Fuera Espana

“Si cela se trouve, les Espagnols auraient aimé aujourd’hui réoccuper tout le nord du Maroc, voire le pays tout entier“. C’est en ces termes qu’un ministre marocain, qui a requis l’anonymat, nous a commenté l’équipée militaire espagnole sur l’îlot de Persil, mercredi 17 juillet à l’aube. Par cette déclaration, notre interlocuteur voulait mettre en exergue l’esprit colonialiste de Madrid qui dénie à son voisin du sud jusqu’à sa souveraineté sur ses territoires.
L’épisode conflictuel de Leïla en est la parfaite illustration. N’y a t-il pas quelque provocation à envoyer des sous-marins, des hélicoptères et des porte-avions pour déloger les 6 soldats marocains qui campaient sur l’île depuis le 11 juillet ? Si ce n’est pas un acte de guerre, cela y ressemble beaucoup. En tout cas, la réaction espagnole est disproportionnée. Tant qu’à militariser une affaire qui ne le mérite pas, autant déployer de gros moyens militaires, c’est la méthode choisie par les autorités espagnoles. Objectif: intimider le Maroc. Le tétaniser. Que personne ne bouge. Nous sommes les plus forts.

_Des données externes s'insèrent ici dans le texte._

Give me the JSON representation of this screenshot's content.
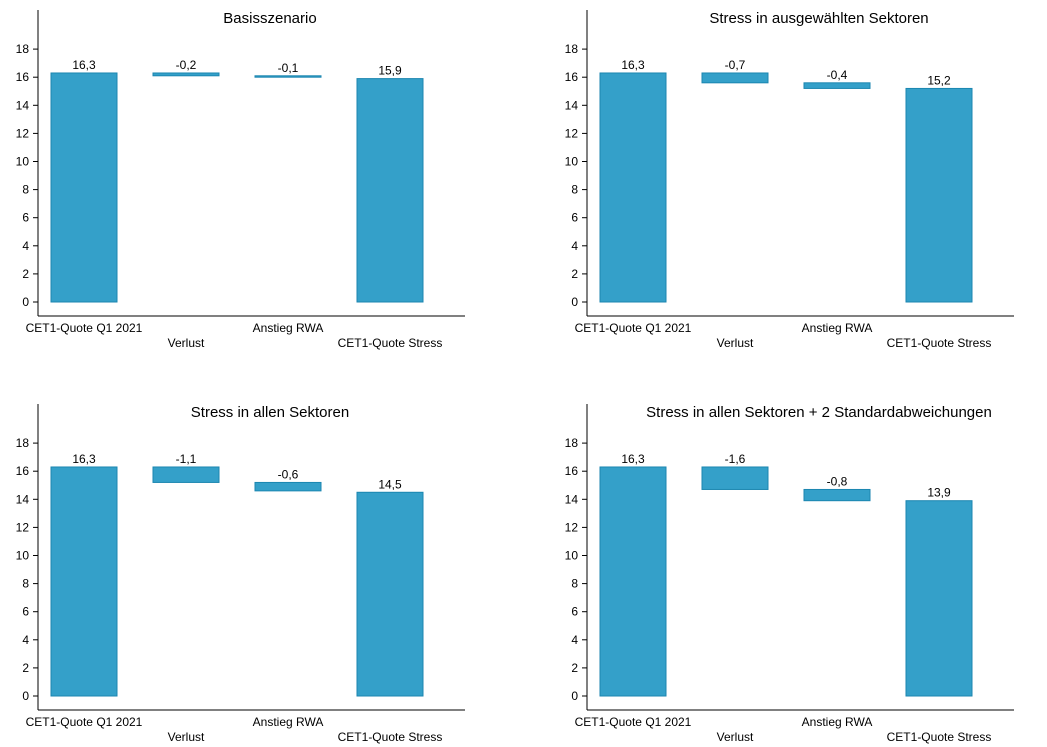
{
  "chart_data": [
    {
      "type": "waterfall",
      "title": "Basisszenario",
      "categories": [
        "CET1-Quote Q1 2021",
        "Verlust",
        "Anstieg RWA",
        "CET1-Quote Stress"
      ],
      "values": [
        16.3,
        -0.2,
        -0.1,
        15.9
      ],
      "data_labels": [
        "16,3",
        "-0,2",
        "-0,1",
        "15,9"
      ],
      "yticks": [
        0,
        2,
        4,
        6,
        8,
        10,
        12,
        14,
        16,
        18
      ],
      "ylim": [
        0,
        20
      ],
      "grid": false
    },
    {
      "type": "waterfall",
      "title": "Stress in ausgewählten Sektoren",
      "categories": [
        "CET1-Quote Q1 2021",
        "Verlust",
        "Anstieg RWA",
        "CET1-Quote Stress"
      ],
      "values": [
        16.3,
        -0.7,
        -0.4,
        15.2
      ],
      "data_labels": [
        "16,3",
        "-0,7",
        "-0,4",
        "15,2"
      ],
      "yticks": [
        0,
        2,
        4,
        6,
        8,
        10,
        12,
        14,
        16,
        18
      ],
      "ylim": [
        0,
        20
      ],
      "grid": false
    },
    {
      "type": "waterfall",
      "title": "Stress in allen Sektoren",
      "categories": [
        "CET1-Quote Q1 2021",
        "Verlust",
        "Anstieg RWA",
        "CET1-Quote Stress"
      ],
      "values": [
        16.3,
        -1.1,
        -0.6,
        14.5
      ],
      "data_labels": [
        "16,3",
        "-1,1",
        "-0,6",
        "14,5"
      ],
      "yticks": [
        0,
        2,
        4,
        6,
        8,
        10,
        12,
        14,
        16,
        18
      ],
      "ylim": [
        0,
        20
      ],
      "grid": false
    },
    {
      "type": "waterfall",
      "title": "Stress in allen Sektoren + 2 Standardabweichungen",
      "categories": [
        "CET1-Quote Q1 2021",
        "Verlust",
        "Anstieg RWA",
        "CET1-Quote Stress"
      ],
      "values": [
        16.3,
        -1.6,
        -0.8,
        13.9
      ],
      "data_labels": [
        "16,3",
        "-1,6",
        "-0,8",
        "13,9"
      ],
      "yticks": [
        0,
        2,
        4,
        6,
        8,
        10,
        12,
        14,
        16,
        18
      ],
      "ylim": [
        0,
        20
      ],
      "grid": false
    }
  ],
  "colors": {
    "bar_fill": "#34a0c9",
    "bar_stroke": "#1b86b0",
    "axis": "#000000",
    "text": "#000000"
  }
}
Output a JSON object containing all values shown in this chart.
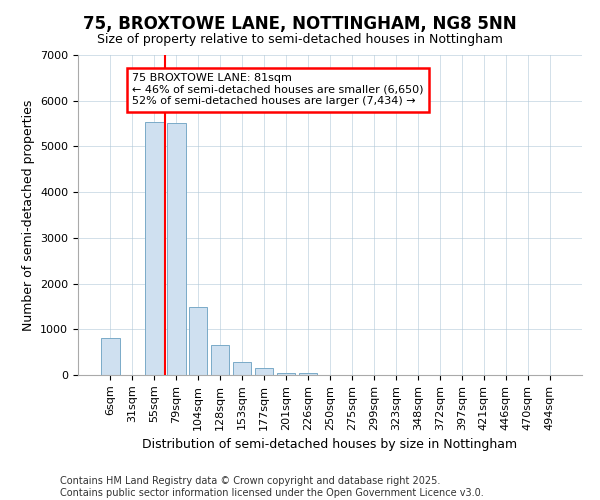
{
  "title": "75, BROXTOWE LANE, NOTTINGHAM, NG8 5NN",
  "subtitle": "Size of property relative to semi-detached houses in Nottingham",
  "xlabel": "Distribution of semi-detached houses by size in Nottingham",
  "ylabel": "Number of semi-detached properties",
  "categories": [
    "6sqm",
    "31sqm",
    "55sqm",
    "79sqm",
    "104sqm",
    "128sqm",
    "153sqm",
    "177sqm",
    "201sqm",
    "226sqm",
    "250sqm",
    "275sqm",
    "299sqm",
    "323sqm",
    "348sqm",
    "372sqm",
    "397sqm",
    "421sqm",
    "446sqm",
    "470sqm",
    "494sqm"
  ],
  "values": [
    800,
    0,
    5530,
    5520,
    1480,
    650,
    280,
    150,
    50,
    50,
    0,
    0,
    0,
    0,
    0,
    0,
    0,
    0,
    0,
    0,
    0
  ],
  "bar_color": "#cfe0f0",
  "bar_edge_color": "#7aaac8",
  "red_line_x": 3,
  "annotation_line1": "75 BROXTOWE LANE: 81sqm",
  "annotation_line2": "← 46% of semi-detached houses are smaller (6,650)",
  "annotation_line3": "52% of semi-detached houses are larger (7,434) →",
  "annotation_box_color": "white",
  "annotation_box_edge_color": "red",
  "red_line_color": "red",
  "ylim": [
    0,
    7000
  ],
  "yticks": [
    0,
    1000,
    2000,
    3000,
    4000,
    5000,
    6000,
    7000
  ],
  "footer": "Contains HM Land Registry data © Crown copyright and database right 2025.\nContains public sector information licensed under the Open Government Licence v3.0.",
  "bg_color": "#ffffff",
  "grid_color": "#b0c8d8",
  "title_fontsize": 12,
  "subtitle_fontsize": 9,
  "axis_label_fontsize": 9,
  "tick_fontsize": 8,
  "footer_fontsize": 7
}
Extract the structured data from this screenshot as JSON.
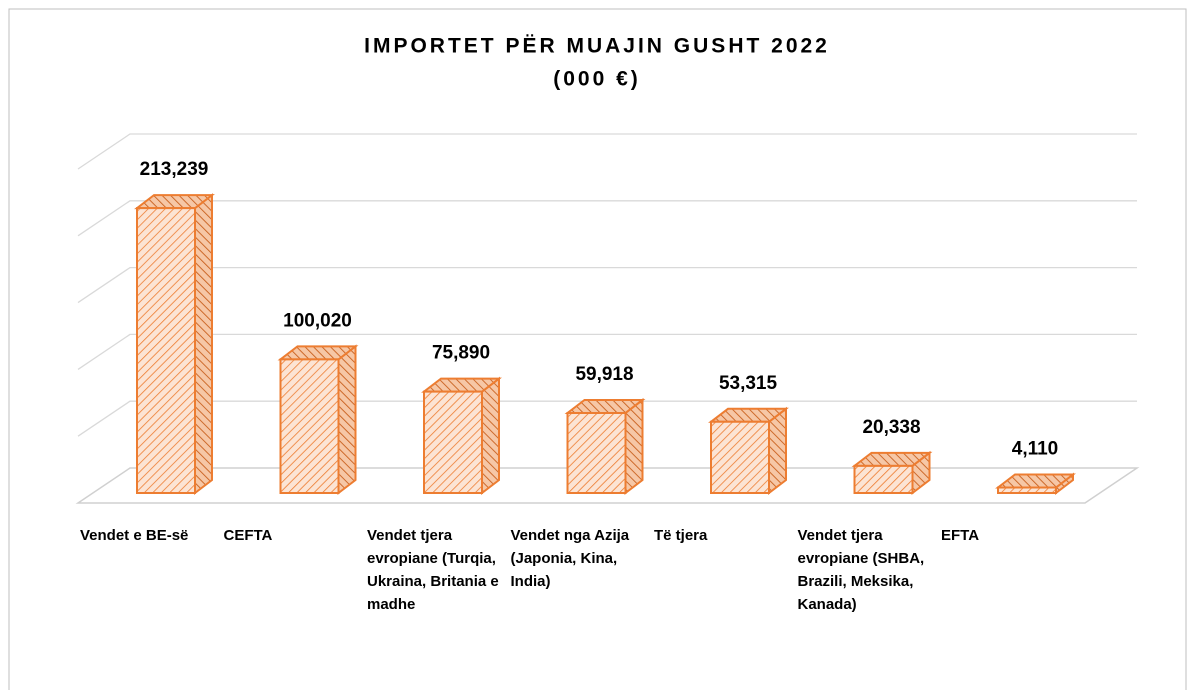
{
  "chart_data": {
    "type": "bar",
    "title": "IMPORTET PËR MUAJIN GUSHT 2022",
    "subtitle": "(000 €)",
    "categories": [
      "Vendet e BE-së",
      "CEFTA",
      "Vendet tjera evropiane (Turqia, Ukraina, Britania e madhe",
      "Vendet nga Azija (Japonia, Kina, India)",
      "Të tjera",
      "Vendet tjera evropiane (SHBA, Brazili, Meksika, Kanada)",
      "EFTA"
    ],
    "values": [
      213239,
      100020,
      75890,
      59918,
      53315,
      20338,
      4110
    ],
    "value_labels": [
      "213,239",
      "100,020",
      "75,890",
      "59,918",
      "53,315",
      "20,338",
      "4,110"
    ],
    "color": "#ed7d31",
    "ylim": [
      0,
      250000
    ],
    "yticks": [
      0,
      50000,
      100000,
      150000,
      200000,
      250000
    ],
    "grid": true
  }
}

L’Espagne de José Maria Aznar a réussi contre toute logique à mobiliser l’opinion de son pays et la communauté européenne contre son voisin. Là aussi, les objectifs sont inavoués : stigmatiser le Royaume dans une tentative de le faire apparaître comme un agresseur et un violeur des accords de bon voisinage. D’un côté le bon (Madrid) et de l’autre le méchant (Rabat). Il suit de là une stratégie d’instrumentalisation du litige de l’îlot par le gouvernement Aznar qui voulait justifier toute la tension sur les autres dossiers (pêche, émigration clandestine notamment).
Une tension qui est allée crescendo jusqu’à atteindre son point d’orgue avec le rappel par Rabat en octobre dernier de l’ambassadeur du Maroc en Espagne Abdesslam Baraka. Madrid, elle, maintiendra son ambassadeur en poste avec comme consigne de faire le service minimum. Le diplomate ne sera rappelé en consultation dans son pays, qu’à la faveur de l’affaire Leïla, quelques heures avant l’invasion de l’îlot par les forces armées espagnoles. C’est la rupture des relations diplomatiques. Le Maroc et l’Espagne sont quitte.